Emily Ratajkowski vittima di violenza sessuale: il suo racconto

Emily Ratajkowski racconta di essere stata vittima di un tentativo di violenza sessuale durante un servizio fotografico. Ma il fotografo accusato nega

Emily Ratajkowski è tornata al centro dell’attenzione in questi giorni. Non per qualche scatto sensuale, di quelli che deliziano frequentemente i suoi follower, né per qualche paparazzata al mare con le amiche o il marito. Questa volta è stata una sua dichiarazione a lasciare senza fiato. La modella ha infatti rivelato, dopo 8 anni dall’accaduto, di essere stata vittima di un tentativo di violenza sessuale, all’inizio della sua carriera.

Il fatto risale al 2012, durante uno shooting fotografico con il fotografo Jonathan Leder, avvenuto nella casa dell’uomo. La supermodella sostiene inoltre che il fotografo avrebbe pubblicato quelle stesse foto quattro anni dopo, senza il suo consenso. Leder ha immediatamente negato tutto, definendo le accuse “totalmente false” e come un tentativo di ottenere “visibilità mediatica e pubblicità”.

Eppure Emily ha raccontato nei dettagli l’episodio, riportando date, luoghi e testimoni presenti. La modella ha infatti detto di essersi recata nell’abitazione di Leder nei Catskills, a Nord di New York, per alcuni scatti che sarebbero dovuti essere pubblicati su su una rivista chiamata Darius. Nella casa, insieme al fotografo, c’erano anche una truccatrice e due bambini.

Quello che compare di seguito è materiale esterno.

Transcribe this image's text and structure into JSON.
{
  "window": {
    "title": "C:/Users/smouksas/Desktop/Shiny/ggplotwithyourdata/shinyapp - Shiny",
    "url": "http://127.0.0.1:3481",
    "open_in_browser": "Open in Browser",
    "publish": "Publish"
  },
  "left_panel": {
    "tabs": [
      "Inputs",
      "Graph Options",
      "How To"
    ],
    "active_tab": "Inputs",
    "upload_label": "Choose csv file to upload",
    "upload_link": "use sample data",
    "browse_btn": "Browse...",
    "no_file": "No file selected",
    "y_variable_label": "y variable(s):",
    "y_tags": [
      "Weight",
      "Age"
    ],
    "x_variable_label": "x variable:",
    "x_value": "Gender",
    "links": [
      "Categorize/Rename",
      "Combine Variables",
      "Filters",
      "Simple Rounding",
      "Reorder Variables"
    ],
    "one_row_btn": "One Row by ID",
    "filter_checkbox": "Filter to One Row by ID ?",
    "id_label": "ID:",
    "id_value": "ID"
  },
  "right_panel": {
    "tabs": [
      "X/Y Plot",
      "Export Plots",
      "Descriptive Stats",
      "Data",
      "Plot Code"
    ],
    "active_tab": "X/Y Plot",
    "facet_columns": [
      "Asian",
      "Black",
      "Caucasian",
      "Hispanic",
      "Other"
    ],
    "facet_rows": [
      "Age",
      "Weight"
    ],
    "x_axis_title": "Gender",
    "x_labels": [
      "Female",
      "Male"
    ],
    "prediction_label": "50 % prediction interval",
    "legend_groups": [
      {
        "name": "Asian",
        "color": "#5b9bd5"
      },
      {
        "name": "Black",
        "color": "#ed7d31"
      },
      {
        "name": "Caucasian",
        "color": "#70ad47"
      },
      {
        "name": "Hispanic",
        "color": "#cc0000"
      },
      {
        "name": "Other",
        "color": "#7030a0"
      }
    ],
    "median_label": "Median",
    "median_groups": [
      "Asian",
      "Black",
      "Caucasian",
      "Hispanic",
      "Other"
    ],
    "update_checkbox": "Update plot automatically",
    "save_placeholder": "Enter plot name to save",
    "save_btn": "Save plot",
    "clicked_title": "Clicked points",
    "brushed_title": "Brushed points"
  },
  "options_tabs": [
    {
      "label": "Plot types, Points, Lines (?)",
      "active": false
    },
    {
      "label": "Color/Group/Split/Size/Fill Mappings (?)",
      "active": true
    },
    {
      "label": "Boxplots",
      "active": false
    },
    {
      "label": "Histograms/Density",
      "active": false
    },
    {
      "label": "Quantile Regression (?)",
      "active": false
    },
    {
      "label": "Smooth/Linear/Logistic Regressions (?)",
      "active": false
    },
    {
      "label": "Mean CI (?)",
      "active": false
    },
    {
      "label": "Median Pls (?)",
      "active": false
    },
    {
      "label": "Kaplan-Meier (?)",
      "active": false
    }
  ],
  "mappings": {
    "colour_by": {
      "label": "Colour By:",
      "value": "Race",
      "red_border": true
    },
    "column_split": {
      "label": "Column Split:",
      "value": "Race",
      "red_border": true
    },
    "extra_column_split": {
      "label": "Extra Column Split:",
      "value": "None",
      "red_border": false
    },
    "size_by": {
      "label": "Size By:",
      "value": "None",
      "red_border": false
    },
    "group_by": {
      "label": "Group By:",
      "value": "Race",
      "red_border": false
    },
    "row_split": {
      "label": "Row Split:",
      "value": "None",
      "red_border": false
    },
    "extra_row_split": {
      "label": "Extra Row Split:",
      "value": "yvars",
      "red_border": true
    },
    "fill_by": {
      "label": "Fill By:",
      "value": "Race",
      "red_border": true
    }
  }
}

“Quando ha posato della lingerie su una sedia, ho iniziato a capire che tipo di ragazza voleva che fossi. Il mio agente non aveva detto che avrei dovuto posare con la biancheria, ma non ero preoccupata; avevo già fatto innumerevoli servizi di lingerie” ha raccontato Emily in un articolo scritto per The Cut nel New York Magazine. Dopo il primo shooting, lei e Leder avrebbero cenato insieme. “Mi sono assicurata di non mangiare troppo, mentre Jonathan mi riempiva silenziosamente il bicchiere e io continuavo a bere”. Dopo il quarto bicchiere di vino, Leader le avrebbe suggerito di posare senza veli.

“Nel momento in cui ho lasciato cadere i miei vestiti, una parte di me si è dissociata. Ho cominciato a galleggiare. Guardavo me stessa dall’esterno, mentre mi sistemavo sul letto”. Poco dopo, la truccatrice sarebbe uscita dalla stanza e, a quel punto, sarebbe avvenuta la presunta violenza. “Mi sono irrigidita quando la sua presenza si è dissolta dal soggiorno. Ero arrabbiata con lei per avermi lasciata sola, ma non volevo ammettere a me stessa che la sua presenza aveva fatto la differenza” scrive ancora la Ratajkowski.

A questo punto entra nel dettaglio, raccontando particolari forti: “Non ricordo baci, ma ricordo che le sue dita erano improvvisamente dentro di me. Spingeva come nessuno mi aveva toccato prima né mi ha mai toccato da allora. Faceva davvero, davvero male. Ho portato istintivamente la mia mano al suo polso e ho tirato fuori le sue dita da me con forza. Non ho detto una parola. Si è alzato di scatto e si è precipitato silenziosamente nell’oscurità su per le scale. Non ho mai detto a nessuno quello che è successo, e ho cercato di non pensarci mai”.

Jonathan Leder, contattato dalla rivista, ha negato le accuse, definendole “troppo pacchiane e infantili per rispondere”. Il fotografo ha ribadito con forza la sua innocenza in una intervista rilasciata al Daily Mail: “Le accuse della signora Ratajkowski sono totalmente false. Mi dispiace per lei, è arrivata a un punto della sua carriera in cui deve ricorrere a tattiche come questa per ottenere visibilità mediatica e pubblicità. È vergognoso. Penso che sia anche vergognoso pubblicare accuse così sordide, dozzinali e infondate contro chiunque”.